Recent reports from the Institute of Medicine describe the challenge of healthcare and represent a mandate for change in the educational program for the health professions. Nurses are constantly working with individuals who have a higher level of preparation in their respective fields. Nursing educational preparation and the time commitment ought to be analogous to other members in the health professions such as Pharmacist (PharmD), Physical Therapist (DPT), Occupational Therapist (OTD), Social Workers (DSW), and Audiologist (AuD) that have all also moved to preparation at the clinical doctoral level. The DNP provides a clinical option for advanced preparation in nursing practice that is more comparable to other interprofessional educational programs.
- Does implementation of the DNP mean that current advanced practice nurses will no longer be permitted to practice without a doctorate?
No, nurses with master's degrees (MSN) will continue to practice in their current capacities.
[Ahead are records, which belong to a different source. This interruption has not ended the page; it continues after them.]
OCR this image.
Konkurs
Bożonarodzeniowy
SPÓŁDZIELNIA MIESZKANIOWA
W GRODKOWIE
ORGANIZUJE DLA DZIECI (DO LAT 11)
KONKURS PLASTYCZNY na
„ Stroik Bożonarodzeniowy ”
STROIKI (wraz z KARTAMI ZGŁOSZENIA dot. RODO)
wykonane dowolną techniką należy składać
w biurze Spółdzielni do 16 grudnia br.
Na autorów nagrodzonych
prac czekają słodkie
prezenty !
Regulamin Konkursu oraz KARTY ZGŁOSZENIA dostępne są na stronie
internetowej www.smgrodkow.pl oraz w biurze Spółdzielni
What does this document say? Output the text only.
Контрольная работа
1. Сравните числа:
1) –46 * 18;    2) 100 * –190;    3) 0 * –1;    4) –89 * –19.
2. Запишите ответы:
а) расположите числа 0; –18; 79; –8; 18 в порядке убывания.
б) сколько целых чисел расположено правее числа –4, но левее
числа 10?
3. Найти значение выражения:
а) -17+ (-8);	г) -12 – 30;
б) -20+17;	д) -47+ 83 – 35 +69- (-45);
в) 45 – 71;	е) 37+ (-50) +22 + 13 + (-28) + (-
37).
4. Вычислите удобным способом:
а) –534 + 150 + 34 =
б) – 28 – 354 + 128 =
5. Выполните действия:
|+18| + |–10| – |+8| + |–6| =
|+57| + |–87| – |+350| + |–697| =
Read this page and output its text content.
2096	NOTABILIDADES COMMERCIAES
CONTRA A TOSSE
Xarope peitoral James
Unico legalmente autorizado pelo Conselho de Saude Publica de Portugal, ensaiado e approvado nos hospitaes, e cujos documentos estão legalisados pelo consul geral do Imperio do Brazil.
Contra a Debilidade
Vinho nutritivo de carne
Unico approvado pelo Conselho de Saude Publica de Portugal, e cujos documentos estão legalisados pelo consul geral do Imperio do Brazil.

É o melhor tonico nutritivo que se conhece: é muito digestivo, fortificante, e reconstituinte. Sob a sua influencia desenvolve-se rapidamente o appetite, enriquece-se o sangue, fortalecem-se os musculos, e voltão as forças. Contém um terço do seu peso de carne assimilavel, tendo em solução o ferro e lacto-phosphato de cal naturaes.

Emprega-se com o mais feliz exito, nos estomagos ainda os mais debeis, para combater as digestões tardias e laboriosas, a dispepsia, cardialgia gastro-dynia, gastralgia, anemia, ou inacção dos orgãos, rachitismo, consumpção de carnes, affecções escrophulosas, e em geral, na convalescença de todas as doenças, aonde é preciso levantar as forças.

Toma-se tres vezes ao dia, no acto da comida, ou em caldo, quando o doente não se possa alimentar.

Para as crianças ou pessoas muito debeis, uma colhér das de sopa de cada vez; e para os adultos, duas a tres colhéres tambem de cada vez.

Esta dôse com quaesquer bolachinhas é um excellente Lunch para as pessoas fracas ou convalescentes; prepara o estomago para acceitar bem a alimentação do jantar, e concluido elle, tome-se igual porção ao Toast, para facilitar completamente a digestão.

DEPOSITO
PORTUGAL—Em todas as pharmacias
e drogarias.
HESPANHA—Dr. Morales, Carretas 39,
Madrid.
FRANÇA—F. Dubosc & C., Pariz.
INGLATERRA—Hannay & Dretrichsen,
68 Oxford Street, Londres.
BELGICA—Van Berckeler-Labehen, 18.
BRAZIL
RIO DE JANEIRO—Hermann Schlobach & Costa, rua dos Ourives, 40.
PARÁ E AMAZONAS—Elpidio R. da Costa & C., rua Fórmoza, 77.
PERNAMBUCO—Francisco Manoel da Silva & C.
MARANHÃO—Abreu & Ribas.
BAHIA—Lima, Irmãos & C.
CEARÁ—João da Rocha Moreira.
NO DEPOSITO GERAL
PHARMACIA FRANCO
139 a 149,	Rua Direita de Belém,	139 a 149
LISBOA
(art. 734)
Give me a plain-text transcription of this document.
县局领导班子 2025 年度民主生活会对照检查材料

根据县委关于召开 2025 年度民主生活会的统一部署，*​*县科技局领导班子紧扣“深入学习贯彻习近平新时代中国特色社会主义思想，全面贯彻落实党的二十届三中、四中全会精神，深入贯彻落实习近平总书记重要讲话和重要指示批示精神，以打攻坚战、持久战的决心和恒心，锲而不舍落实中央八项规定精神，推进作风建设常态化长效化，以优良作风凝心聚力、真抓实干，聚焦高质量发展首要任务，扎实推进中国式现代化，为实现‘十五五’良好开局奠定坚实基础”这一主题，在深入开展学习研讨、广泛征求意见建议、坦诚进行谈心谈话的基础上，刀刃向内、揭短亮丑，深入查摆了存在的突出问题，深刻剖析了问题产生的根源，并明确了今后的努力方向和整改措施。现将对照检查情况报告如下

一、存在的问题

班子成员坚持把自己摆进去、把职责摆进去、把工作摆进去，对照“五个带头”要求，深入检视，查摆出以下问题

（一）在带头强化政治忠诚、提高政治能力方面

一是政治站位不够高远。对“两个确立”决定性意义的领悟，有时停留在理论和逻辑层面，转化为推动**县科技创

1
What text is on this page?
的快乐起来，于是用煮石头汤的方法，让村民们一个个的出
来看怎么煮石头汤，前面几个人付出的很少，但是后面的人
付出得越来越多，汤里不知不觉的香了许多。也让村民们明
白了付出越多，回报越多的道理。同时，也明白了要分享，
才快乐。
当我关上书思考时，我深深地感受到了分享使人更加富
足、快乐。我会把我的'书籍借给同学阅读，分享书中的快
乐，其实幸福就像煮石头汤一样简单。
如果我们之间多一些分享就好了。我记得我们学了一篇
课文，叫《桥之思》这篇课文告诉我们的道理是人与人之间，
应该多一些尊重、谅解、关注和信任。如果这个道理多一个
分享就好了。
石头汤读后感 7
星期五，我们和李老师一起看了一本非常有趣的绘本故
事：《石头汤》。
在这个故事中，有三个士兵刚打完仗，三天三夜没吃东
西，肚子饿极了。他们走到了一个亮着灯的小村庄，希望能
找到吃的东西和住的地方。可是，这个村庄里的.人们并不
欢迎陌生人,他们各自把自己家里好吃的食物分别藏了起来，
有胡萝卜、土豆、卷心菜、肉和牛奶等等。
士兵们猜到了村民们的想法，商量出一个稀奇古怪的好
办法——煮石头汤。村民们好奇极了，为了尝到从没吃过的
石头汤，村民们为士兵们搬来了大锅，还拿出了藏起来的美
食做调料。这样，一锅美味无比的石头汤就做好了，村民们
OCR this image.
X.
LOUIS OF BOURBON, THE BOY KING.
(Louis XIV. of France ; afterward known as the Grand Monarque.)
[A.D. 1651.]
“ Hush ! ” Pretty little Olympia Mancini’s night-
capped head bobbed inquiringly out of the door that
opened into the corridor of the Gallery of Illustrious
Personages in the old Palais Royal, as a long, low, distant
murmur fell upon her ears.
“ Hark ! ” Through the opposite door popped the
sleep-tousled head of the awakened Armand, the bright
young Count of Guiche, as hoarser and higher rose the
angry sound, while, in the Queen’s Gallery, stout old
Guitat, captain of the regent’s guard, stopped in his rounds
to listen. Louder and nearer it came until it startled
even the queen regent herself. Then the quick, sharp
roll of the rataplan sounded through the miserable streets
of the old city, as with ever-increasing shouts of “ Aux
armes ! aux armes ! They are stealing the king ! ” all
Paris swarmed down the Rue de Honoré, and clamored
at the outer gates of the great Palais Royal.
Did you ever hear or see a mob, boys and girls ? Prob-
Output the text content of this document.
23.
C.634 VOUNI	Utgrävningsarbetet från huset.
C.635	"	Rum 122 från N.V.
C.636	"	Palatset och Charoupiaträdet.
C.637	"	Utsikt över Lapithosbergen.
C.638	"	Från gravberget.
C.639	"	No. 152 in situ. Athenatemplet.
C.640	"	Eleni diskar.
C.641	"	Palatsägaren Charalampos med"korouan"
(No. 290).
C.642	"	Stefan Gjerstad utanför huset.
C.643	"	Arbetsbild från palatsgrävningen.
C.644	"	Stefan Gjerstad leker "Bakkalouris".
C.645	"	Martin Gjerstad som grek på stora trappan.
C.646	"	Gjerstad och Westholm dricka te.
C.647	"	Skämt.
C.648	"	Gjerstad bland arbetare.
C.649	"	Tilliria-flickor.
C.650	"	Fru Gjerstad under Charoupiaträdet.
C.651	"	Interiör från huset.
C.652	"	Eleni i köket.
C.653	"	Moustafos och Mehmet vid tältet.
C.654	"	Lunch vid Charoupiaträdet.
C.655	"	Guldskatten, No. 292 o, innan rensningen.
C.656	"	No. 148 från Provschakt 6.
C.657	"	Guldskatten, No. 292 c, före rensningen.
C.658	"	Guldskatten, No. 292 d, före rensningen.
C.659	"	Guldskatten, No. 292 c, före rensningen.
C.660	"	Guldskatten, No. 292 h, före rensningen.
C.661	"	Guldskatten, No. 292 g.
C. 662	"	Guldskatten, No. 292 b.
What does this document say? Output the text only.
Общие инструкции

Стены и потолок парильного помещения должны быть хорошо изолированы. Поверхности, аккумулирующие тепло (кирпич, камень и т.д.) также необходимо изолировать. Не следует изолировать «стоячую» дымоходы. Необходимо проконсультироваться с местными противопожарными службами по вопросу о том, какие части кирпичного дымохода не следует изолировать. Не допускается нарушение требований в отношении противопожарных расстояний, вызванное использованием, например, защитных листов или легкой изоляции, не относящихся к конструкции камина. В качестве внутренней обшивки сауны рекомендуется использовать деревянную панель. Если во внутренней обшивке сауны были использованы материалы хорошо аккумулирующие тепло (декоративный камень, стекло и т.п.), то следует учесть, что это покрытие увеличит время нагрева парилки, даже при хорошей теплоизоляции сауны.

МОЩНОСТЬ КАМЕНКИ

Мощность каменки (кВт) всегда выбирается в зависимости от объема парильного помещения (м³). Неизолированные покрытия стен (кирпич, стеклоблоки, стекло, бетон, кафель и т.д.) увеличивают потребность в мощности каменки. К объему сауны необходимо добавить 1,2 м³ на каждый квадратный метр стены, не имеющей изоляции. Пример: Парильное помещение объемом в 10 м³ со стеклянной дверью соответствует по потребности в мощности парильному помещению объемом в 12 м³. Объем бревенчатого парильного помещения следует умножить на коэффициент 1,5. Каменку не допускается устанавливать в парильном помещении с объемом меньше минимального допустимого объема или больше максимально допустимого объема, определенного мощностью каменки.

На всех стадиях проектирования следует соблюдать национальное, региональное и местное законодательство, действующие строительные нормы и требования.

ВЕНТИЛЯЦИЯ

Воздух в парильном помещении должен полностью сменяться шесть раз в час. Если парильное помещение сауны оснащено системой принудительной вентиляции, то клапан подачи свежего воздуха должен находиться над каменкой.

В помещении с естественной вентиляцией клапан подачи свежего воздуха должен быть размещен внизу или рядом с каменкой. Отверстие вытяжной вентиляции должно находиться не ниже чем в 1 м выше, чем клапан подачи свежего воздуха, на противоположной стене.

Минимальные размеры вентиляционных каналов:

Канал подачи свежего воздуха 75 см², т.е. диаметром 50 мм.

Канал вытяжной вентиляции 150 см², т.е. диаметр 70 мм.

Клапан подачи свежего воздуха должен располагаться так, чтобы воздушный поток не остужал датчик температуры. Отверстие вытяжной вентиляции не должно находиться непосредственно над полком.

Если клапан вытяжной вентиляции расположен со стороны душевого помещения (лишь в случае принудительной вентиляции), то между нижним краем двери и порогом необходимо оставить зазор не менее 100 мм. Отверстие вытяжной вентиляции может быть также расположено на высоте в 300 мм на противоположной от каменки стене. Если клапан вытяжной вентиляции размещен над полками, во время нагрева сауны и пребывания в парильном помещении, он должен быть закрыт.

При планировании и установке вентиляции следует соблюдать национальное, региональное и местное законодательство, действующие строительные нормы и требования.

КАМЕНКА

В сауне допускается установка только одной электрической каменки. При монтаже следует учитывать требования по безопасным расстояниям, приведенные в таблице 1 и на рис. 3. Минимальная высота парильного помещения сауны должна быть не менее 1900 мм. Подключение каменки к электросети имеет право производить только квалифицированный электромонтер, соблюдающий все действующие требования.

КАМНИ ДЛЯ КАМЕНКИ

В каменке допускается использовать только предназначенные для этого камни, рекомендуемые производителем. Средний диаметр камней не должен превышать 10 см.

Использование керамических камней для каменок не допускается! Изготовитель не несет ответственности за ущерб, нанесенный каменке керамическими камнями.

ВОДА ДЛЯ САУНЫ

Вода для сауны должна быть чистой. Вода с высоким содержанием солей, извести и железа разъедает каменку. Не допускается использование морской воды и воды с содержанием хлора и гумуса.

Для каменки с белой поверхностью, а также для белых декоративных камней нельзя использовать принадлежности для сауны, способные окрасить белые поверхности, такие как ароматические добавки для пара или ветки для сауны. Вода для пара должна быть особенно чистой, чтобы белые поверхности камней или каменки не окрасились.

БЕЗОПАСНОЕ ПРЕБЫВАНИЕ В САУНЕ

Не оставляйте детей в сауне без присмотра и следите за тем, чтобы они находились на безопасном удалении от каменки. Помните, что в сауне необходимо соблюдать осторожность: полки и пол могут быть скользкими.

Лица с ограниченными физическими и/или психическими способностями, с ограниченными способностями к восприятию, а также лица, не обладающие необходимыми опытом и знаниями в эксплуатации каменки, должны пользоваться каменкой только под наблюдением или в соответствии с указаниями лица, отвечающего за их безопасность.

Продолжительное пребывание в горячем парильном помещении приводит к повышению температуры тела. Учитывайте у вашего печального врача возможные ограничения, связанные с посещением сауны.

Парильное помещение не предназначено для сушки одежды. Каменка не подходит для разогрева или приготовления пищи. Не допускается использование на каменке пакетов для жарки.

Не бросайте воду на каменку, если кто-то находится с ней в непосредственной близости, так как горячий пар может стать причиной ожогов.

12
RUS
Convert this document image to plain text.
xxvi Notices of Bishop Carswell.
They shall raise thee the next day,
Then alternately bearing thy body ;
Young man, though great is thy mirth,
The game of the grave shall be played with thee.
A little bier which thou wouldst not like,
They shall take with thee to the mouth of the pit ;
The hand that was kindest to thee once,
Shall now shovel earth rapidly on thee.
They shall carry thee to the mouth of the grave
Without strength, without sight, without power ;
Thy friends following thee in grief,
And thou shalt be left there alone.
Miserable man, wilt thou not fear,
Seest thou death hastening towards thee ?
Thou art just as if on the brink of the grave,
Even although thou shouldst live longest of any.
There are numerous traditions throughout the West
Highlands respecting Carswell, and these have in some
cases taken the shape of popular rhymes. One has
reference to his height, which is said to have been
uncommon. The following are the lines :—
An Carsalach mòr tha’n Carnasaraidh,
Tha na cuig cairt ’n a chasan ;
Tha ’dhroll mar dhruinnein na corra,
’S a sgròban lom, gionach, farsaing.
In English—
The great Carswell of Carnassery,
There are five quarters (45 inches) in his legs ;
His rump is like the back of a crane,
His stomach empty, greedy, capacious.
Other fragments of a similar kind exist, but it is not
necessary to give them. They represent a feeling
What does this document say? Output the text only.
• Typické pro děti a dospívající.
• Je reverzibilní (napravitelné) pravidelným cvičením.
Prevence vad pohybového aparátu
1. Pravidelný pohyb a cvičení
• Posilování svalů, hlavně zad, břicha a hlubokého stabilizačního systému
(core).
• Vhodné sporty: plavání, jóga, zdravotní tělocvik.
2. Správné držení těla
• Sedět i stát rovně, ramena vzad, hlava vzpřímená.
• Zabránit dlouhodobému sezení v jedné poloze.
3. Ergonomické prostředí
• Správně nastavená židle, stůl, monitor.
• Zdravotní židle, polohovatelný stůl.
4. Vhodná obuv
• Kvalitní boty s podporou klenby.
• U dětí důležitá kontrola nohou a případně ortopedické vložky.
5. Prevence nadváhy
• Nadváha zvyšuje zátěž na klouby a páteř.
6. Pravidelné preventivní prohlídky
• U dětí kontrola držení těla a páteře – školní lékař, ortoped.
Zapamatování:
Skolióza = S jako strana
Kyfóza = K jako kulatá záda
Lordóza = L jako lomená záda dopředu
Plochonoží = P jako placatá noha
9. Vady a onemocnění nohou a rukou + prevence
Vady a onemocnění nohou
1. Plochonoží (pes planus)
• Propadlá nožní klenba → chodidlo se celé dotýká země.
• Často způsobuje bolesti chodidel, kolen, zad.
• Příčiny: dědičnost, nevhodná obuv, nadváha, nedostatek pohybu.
Recommendations are included in the Roadmap Task Force report on how to facilitate rapid transition to the DNP for master's-level nurses seeking this credential. It is yet to be finally determined but nursing has a history of “grandfathering” in current practitioners as we transition to new standards. However, there will soon come a point where a DNP degree is required to be eligible to become a new advanced practice nurse.
- Will the DNP program at FIU prepare me to assume a role as a physician?
No. Nursing and medicine are distinct health disciplines that prepare clinicians to assume distinct roles and meet different practice expectations. The DNP program at FIU will prepare nurses for the highest level of nursing practice. Transitioning to the DNP will not alter the current scope of practice for advanced practice nurses as outlined in each state's Nurse Practice Act.
- What is a good reliable information resource about the DNP?
The American Association of Colleges of Nursing (AACN) maintains a current up to date website that includes information about the DNP.